Mr Phair said the area experienced flooding and a strain on their sewage system after Brize Meadows was built.
He said: “In 2020, I remember coming back in December and the field was just underwater permanently, bog roll jobbies floating around in the field.
“Whenever it rains now you get Thames Water tankers taking the sewage away. It is ridiculous.
“Now they are going to put more and more houses on top of that.
“When they built Brize Meadows they said they were going to build a school, a community fire station, a dentist and a doctors surgery. The houses are there but none of that has appeared.”
Local resident Alice Green. (Image: Tom Wren / SWNS)
Alice Green, 83, said: “Further down the village, they can’t use their washing machines, or anything when we have heavy rain.
“They have got to do the infrastructure first before they build any more houses because it is just crazy.”
Other residents fear for their children’s wellbeing as Brize Norton Primary School faces relocation and expansion.

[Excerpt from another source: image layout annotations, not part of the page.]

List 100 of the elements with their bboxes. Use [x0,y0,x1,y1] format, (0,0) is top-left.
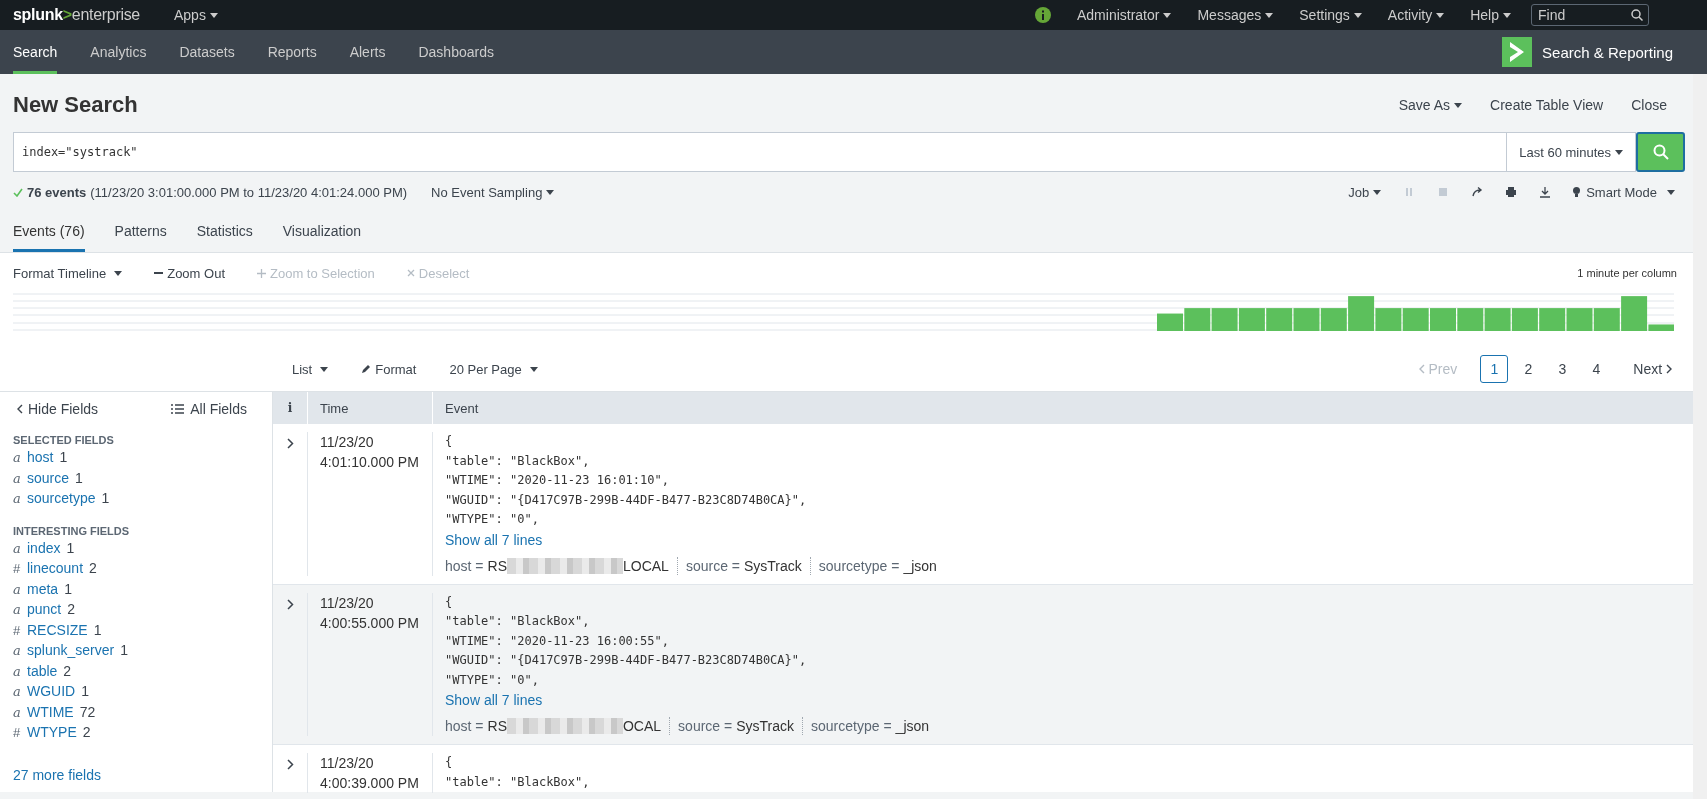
page-button[interactable]: 4 [1582,355,1611,383]
menu-dropdown[interactable]: Messages [1197,7,1274,23]
event-line: "table": "BlackBox", [445,613,591,630]
nav-tab[interactable]: Alerts [349,30,386,74]
nav-tab[interactable]: Analytics [90,30,147,74]
list-dropdown[interactable]: List [292,361,329,377]
field-value[interactable]: LOCAL [623,557,669,574]
expand-icon[interactable] [286,759,294,770]
menu-dropdown[interactable]: Administrator [1077,7,1172,23]
minus-icon [154,272,164,274]
results-tab[interactable]: Patterns [114,212,167,252]
time-range-picker[interactable]: Last 60 minutes [1506,132,1636,172]
header-action[interactable]: Close [1631,97,1667,113]
scrollbar[interactable] [1693,74,1707,799]
expand-icon[interactable] [286,598,294,610]
all-fields-button[interactable]: All Fields [171,401,247,417]
field-value[interactable]: _json [903,557,937,574]
event-row[interactable]: 11/23/20 4:00:39.000 PM { "table": "BlackBox", [273,745,1693,799]
event-time: 4:01:10.000 PM [320,453,420,472]
field-link[interactable]: WTYPE [27,724,77,740]
caret-icon [1454,102,1463,108]
show-all-link[interactable]: Show all 7 lines [445,690,543,710]
field-link[interactable]: source [27,469,70,486]
job-menu[interactable]: Job [1348,184,1382,200]
more-fields-link[interactable]: 27 more fields [13,766,101,783]
menu-dropdown[interactable]: Activity [1387,7,1445,23]
next-button[interactable]: Next [1628,355,1677,383]
info-icon[interactable] [1035,7,1051,23]
field-link[interactable]: WTIME [27,703,74,720]
field-link[interactable]: table [27,662,58,679]
field-label: source = [685,557,740,574]
results-tab[interactable]: Statistics [196,212,253,252]
search-mode-dropdown[interactable]: Smart Mode [1573,184,1675,200]
time-range-text: (11/23/20 3:01:00.000 PM to 11/23/20 4:01:24.000 PM) [90,184,408,200]
caret-icon [320,366,329,372]
field-value[interactable]: RS [487,718,507,734]
page-title: New Search [13,92,139,118]
field-link[interactable]: punct [27,601,62,617]
field-link[interactable]: RECSIZE [27,621,88,638]
field-label: sourcetype = [811,718,892,734]
nav-tab[interactable]: Search [13,30,58,74]
event-line: { [445,593,454,611]
search-icon [1652,144,1669,160]
sampling-dropdown[interactable]: No Event Sampling [431,184,555,200]
field-link[interactable]: meta [27,580,59,597]
field-count: 1 [75,469,83,486]
field-link[interactable]: WGUID [27,683,76,699]
per-page-dropdown[interactable]: 20 Per Page [449,361,538,377]
field-value[interactable]: _json [895,718,930,734]
share-icon[interactable] [1471,186,1484,198]
field-count: 1 [64,580,72,597]
caret-icon [546,189,555,195]
search-button[interactable] [1636,132,1685,172]
nav-tab[interactable]: Dashboards [418,30,494,74]
caret-icon [1265,12,1274,18]
chevron-right-icon [1666,364,1672,374]
nav-tab[interactable]: Reports [267,30,317,74]
column-header[interactable]: Time [307,392,432,424]
app-title: Search & Reporting [1542,43,1673,61]
download-icon[interactable] [1539,186,1552,198]
event-time: 4:00:39.000 PM [320,774,420,793]
format-button[interactable]: Format [361,361,417,377]
show-all-link[interactable]: Show all 7 lines [445,529,543,550]
expand-icon[interactable] [286,438,294,449]
event-date: 11/23/20 [320,593,375,613]
page-button[interactable]: 3 [1548,355,1577,383]
header-action[interactable]: Create Table View [1490,97,1604,113]
menu-dropdown[interactable]: Help [1470,7,1511,23]
apps-menu[interactable]: Apps [173,7,218,23]
page-button[interactable]: 1 [1480,355,1509,383]
hide-fields-button[interactable]: Hide Fields [17,401,99,417]
close-icon [406,269,415,277]
field-link[interactable]: linecount [27,560,84,576]
find-field[interactable]: Find [1531,4,1649,26]
field-link[interactable]: sourcetype [27,490,96,506]
print-icon[interactable] [1505,186,1518,198]
section-heading: INTERESTING FIELDS [13,524,131,537]
search-field[interactable]: index="systrack" [13,132,1507,172]
field-type-icon: a [13,602,21,617]
nav-tab[interactable]: Datasets [179,30,235,74]
field-value[interactable]: SysTrack [736,718,795,734]
chevron-left-icon [1418,364,1425,374]
field-count: 1 [59,449,68,465]
field-value[interactable]: SysTrack [744,557,802,574]
menu-dropdown[interactable]: Settings [1299,7,1362,23]
field-type-icon: a [13,704,21,720]
page-button[interactable]: 2 [1514,355,1543,383]
field-value[interactable]: OCAL [623,718,662,734]
field-link[interactable]: index [27,539,61,556]
field-count: 2 [82,724,91,740]
splunk-logo[interactable]: splunk>enterprise [13,6,140,24]
results-tab[interactable]: Visualization [282,212,362,252]
field-link[interactable]: host [27,449,54,465]
field-value[interactable]: RS [487,557,507,574]
field-link[interactable]: splunk_server [27,642,115,658]
timeline-tool[interactable]: Zoom Out [154,265,225,281]
caret-icon [529,366,538,372]
header-action[interactable]: Save As [1398,97,1463,113]
timeline-tool[interactable]: Format Timeline [13,265,123,281]
field-label: source = [678,718,733,734]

Jodie Hughes, 37, said: “My children go to Brize school and that is changing. We are not happy about the change.
“All of the children that go to this little village school are moving to Brize Meadows school.
“The kids are comfortable now and it will all be different for them, more people, more children, it is a lot.”
Local resident Jodie Hughes. (Image: Tom Wren / SWNS)
Ms Hughes, who works as a carer, added that she is concerned about the local wildlife if the fields are built on.
She said: “One of the biggest concerns is the wildlife, the muntjac deer have got nowhere to go, the squirrels have got nowhere to go.
“All of the fields have been built up on.
“At the moment it is nice to look out of the kid’s windows and see fields and eventually we are just going to see houses and houses.
“We just got a puppy and the more houses they build the less areas there are for dog walks as well.”